Turkish car and light commercial vehicle sales slumped in June from a year ago, in perhaps the starkest example of how a slide in the lira and higher interest rates have impacted the economy.

Sales of the commercial vehicles sank 44 percent from June 2017 to 9,912 units, the Automotive Distributors Association said on Tuesday. Car sales fell 38 percent to 41.225 units, it said.

The lira has fallen about 20 percent against the dollar this year, paring demand for imported vehicles whose price alters according to exchange rate fluctuations. The lira’s decline forced the central bank to increase interest rates by 425 basis points to 17.75 percent in May and June, prompting banks to raise their own rates on car loans to more than 20 percent.

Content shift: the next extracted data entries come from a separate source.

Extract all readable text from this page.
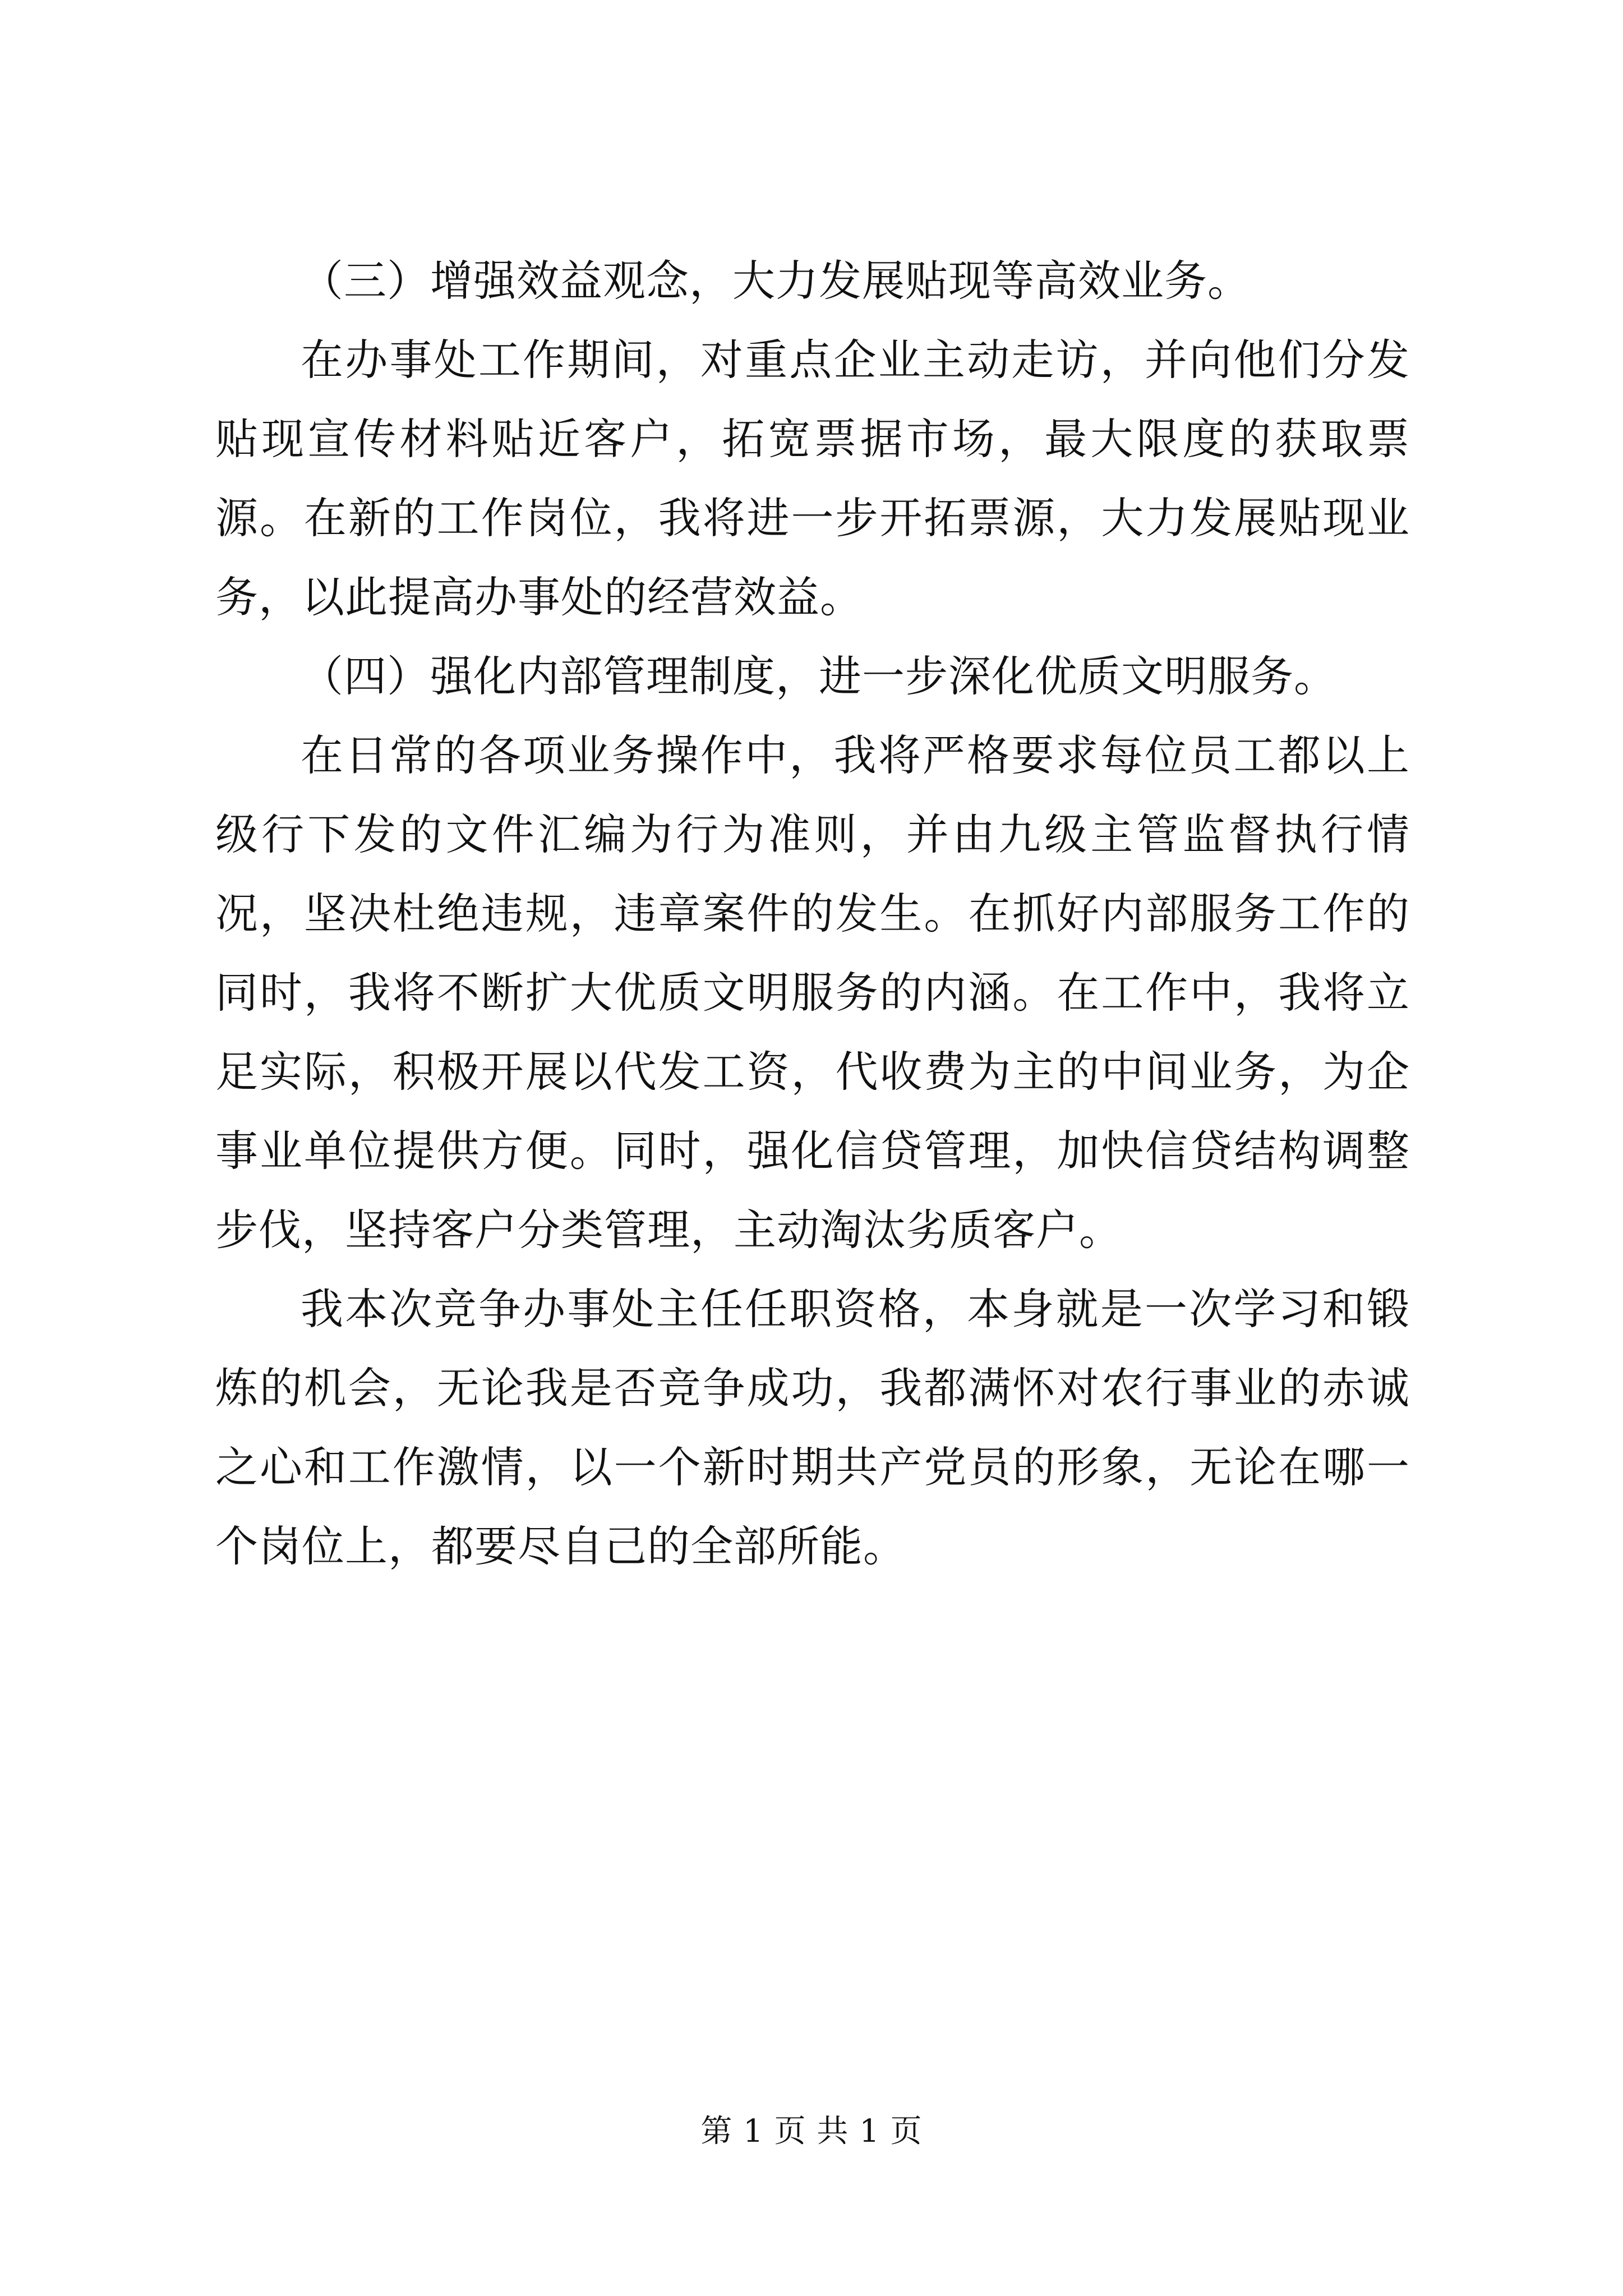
（三）增强效益观念，大力发展贴现等高效业务。

在办事处工作期间，对重点企业主动走访，并向他们分发贴现宣传材料贴近客户，拓宽票据市场，最大限度的获取票源。在新的工作岗位，我将进一步开拓票源，大力发展贴现业务，以此提高办事处的经营效益。

（四）强化内部管理制度，进一步深化优质文明服务。

在日常的各项业务操作中，我将严格要求每位员工都以上级行下发的文件汇编为行为准则，并由九级主管监督执行情况，坚决杜绝违规，违章案件的发生。在抓好内部服务工作的同时，我将不断扩大优质文明服务的内涵。在工作中，我将立足实际，积极开展以代发工资，代收费为主的中间业务，为企事业单位提供方便。同时，强化信贷管理，加快信贷结构调整步伐，坚持客户分类管理，主动淘汰劣质客户。

我本次竞争办事处主任任职资格，本身就是一次学习和锻炼的机会，无论我是否竞争成功，我都满怀对农行事业的赤诚之心和工作激情，以一个新时期共产党员的形象，无论在哪一个岗位上，都要尽自己的全部所能。

第 1 页 共 1 页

The slump in sales in June was more than three times the 11.9 percent decrease for the first six months of the year, the data showed.

President Recep Tayyip Erdogan’s government won twin presidential and parliamentary elections on June 24 pledging to continue with a program of economic growth and to tackle inflation. Erdogan has yet to announce his new economic team, expected to be based in committees tied to the presidential palace, rather than at ministries. The change in economic management comes after Erdogan gained increased powers at the election, which followed a public referendum on the role of the presidency in April last year.

The decline in car sales followed preliminary data for the trade balance on Monday, which showed imports and exports declining in June, with imports falling at a faster pace of a yearly 8.9 percent.

Inflation surged to 15.4 percent in June, the highest rate since 2003, from 12.2 percent in May as the lira’s decline impacted prices. The data may force the central bank into another rate increase, further paring demand for goods such as cars.